All queries are documented in the `.sql` files in this project. Here's a sample of what I did:
#### Create New Tables
To support time-based aggregations, I created a new table with extracted time features:
```sql
CREATE TABLE order_time AS
SELECT
order_id,
customer_id,
customer_unique_id,
EXTRACT(YEAR FROM order_purchase_timestamp) AS y,
EXTRACT(QUARTER FROM order_purchase_timestamp) AS q,
EXTRACT(MONTH FROM order_purchase_timestamp) AS m,
DATE(order_purchase_timestamp) AS d,
EXTRACT(HOUR FROM order_purchase_timestamp) AS h
FROM olist_data
WHERE TO_CHAR(order_purchase_timestamp, 'YYYY-MM')
NOT IN ('2016-09', '2016-12', '2018-09', '2018-10'); -- outliers
```
> These four months contained only 25 rows, which seemed anomalous and were excluded.
#### Create Views for Business Use
Some views are created for Business Use.
##### ``order_time_and_value``: Enabling KPIs like MAU, GMV, ARPU
```sql
CREATE VIEW order_time_and_value AS
SELECT
a.order_id,
a.customer_id,
a.customer_unique_id,
round(a.total_order_value::numeric, 2) as total_order_value,
y,q,m,d,h
FROM order_with_customer_summary a
INNER JOIN order_time b
ON a.order_id=b.order_id;
```
This view enables tracking key business metrics such as **Monthly Active Users (MAU)**
```sql
-- MAU
SELECT
TO_CHAR(d, 'YYYY-MM') AS month,
COUNT(DISTINCT customer_unique_id) AS MAU
FROM order_time_and_value
GROUP BY TO_CHAR(d, 'YYYY-MM')
ORDER BY month;
```
With a simple visualization generated in **pgAdmin 4**, we can already begin to observe meaningful patterns in customer activity:

> Olist may be in trouble — growth appears to have stalled and may even be reversing. We'll explore this further in the upcoming analysis.
##### `rfm_scored`: Customer Segmentation via RFM
Views were created for **RFM analysis**, using quantile scoring:
```sq
CREATE VIEW rfm_scored AS
SELECT
customer_unique_id,
recency,
frequency,
monetary,
-- scoring:
6 - NTILE(5) OVER (ORDER BY recency) AS r_score,
NTILE(5) OVER (ORDER BY frequency) AS f_score,
NTILE(5) OVER (ORDER BY monetary) AS m_score
FROM rfm_base
```
These views are designed to feed into future customer segmentation and marketing analysis.
## Governance & Access Control
A production-grade data pipeline isn’t just about transformation and delivery — it also requires thoughtful governance.
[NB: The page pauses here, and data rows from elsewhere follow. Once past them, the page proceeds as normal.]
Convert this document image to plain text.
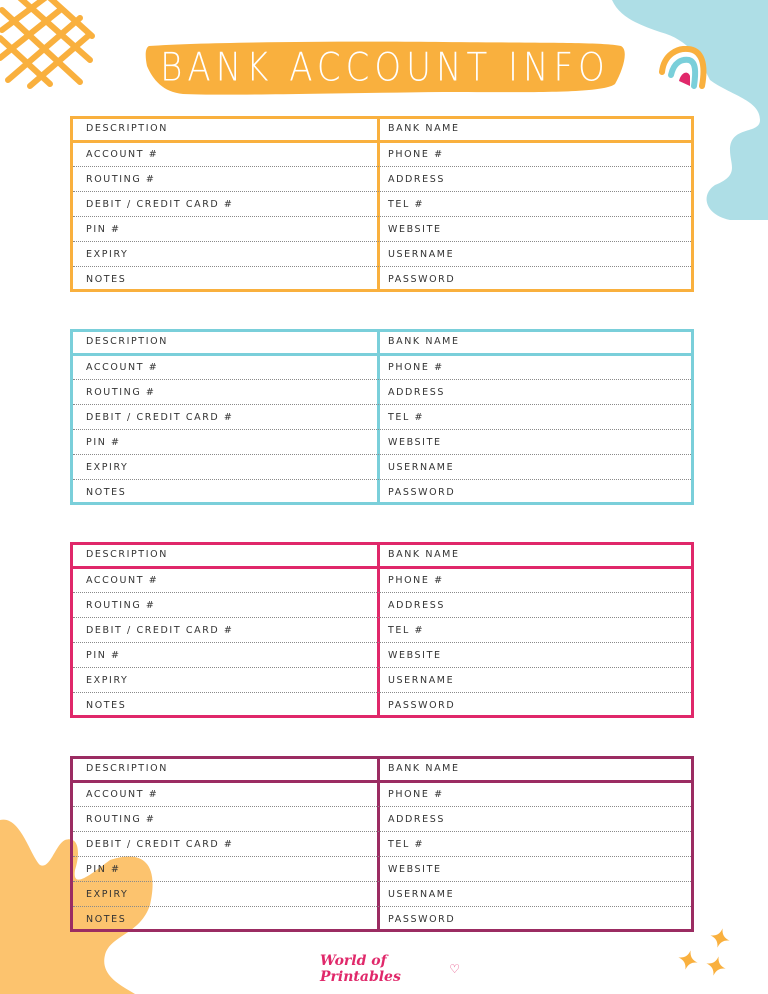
BANK ACCOUNT INFO
DESCRIPTION	BANK NAME
ACCOUNT #	PHONE #
ROUTING #	ADDRESS
DEBIT / CREDIT CARD #	TEL #
PIN #	WEBSITE
EXPIRY	USERNAME
NOTES	PASSWORD
DESCRIPTION	BANK NAME
ACCOUNT #	PHONE #
ROUTING #	ADDRESS
DEBIT / CREDIT CARD #	TEL #
PIN #	WEBSITE
EXPIRY	USERNAME
NOTES	PASSWORD
DESCRIPTION	BANK NAME
ACCOUNT #	PHONE #
ROUTING #	ADDRESS
DEBIT / CREDIT CARD #	TEL #
PIN #	WEBSITE
EXPIRY	USERNAME
NOTES	PASSWORD
DESCRIPTION	BANK NAME
ACCOUNT #	PHONE #
ROUTING #	ADDRESS
DEBIT / CREDIT CARD #	TEL #
PIN #	WEBSITE
EXPIRY	USERNAME
NOTES	PASSWORD
World of Printables	♡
In this project, access control is designed to reflect real-world data security practices, leveraging **Access Control (IAM)** in Azure and **Microsoft Entra ID** for identity management.
- **Bronze layer** access is restricted to ingestion users only.
- **Silver and Gold layers** are accessible to BI and analytics teams.
- Data stored in **Parquet format**, combined with **Synapse views**, lays the foundation for implementing **row-level security** in future stages.
This access model follows the principle of **least privilege**, ensuring that users and services only have access to the data they actually need.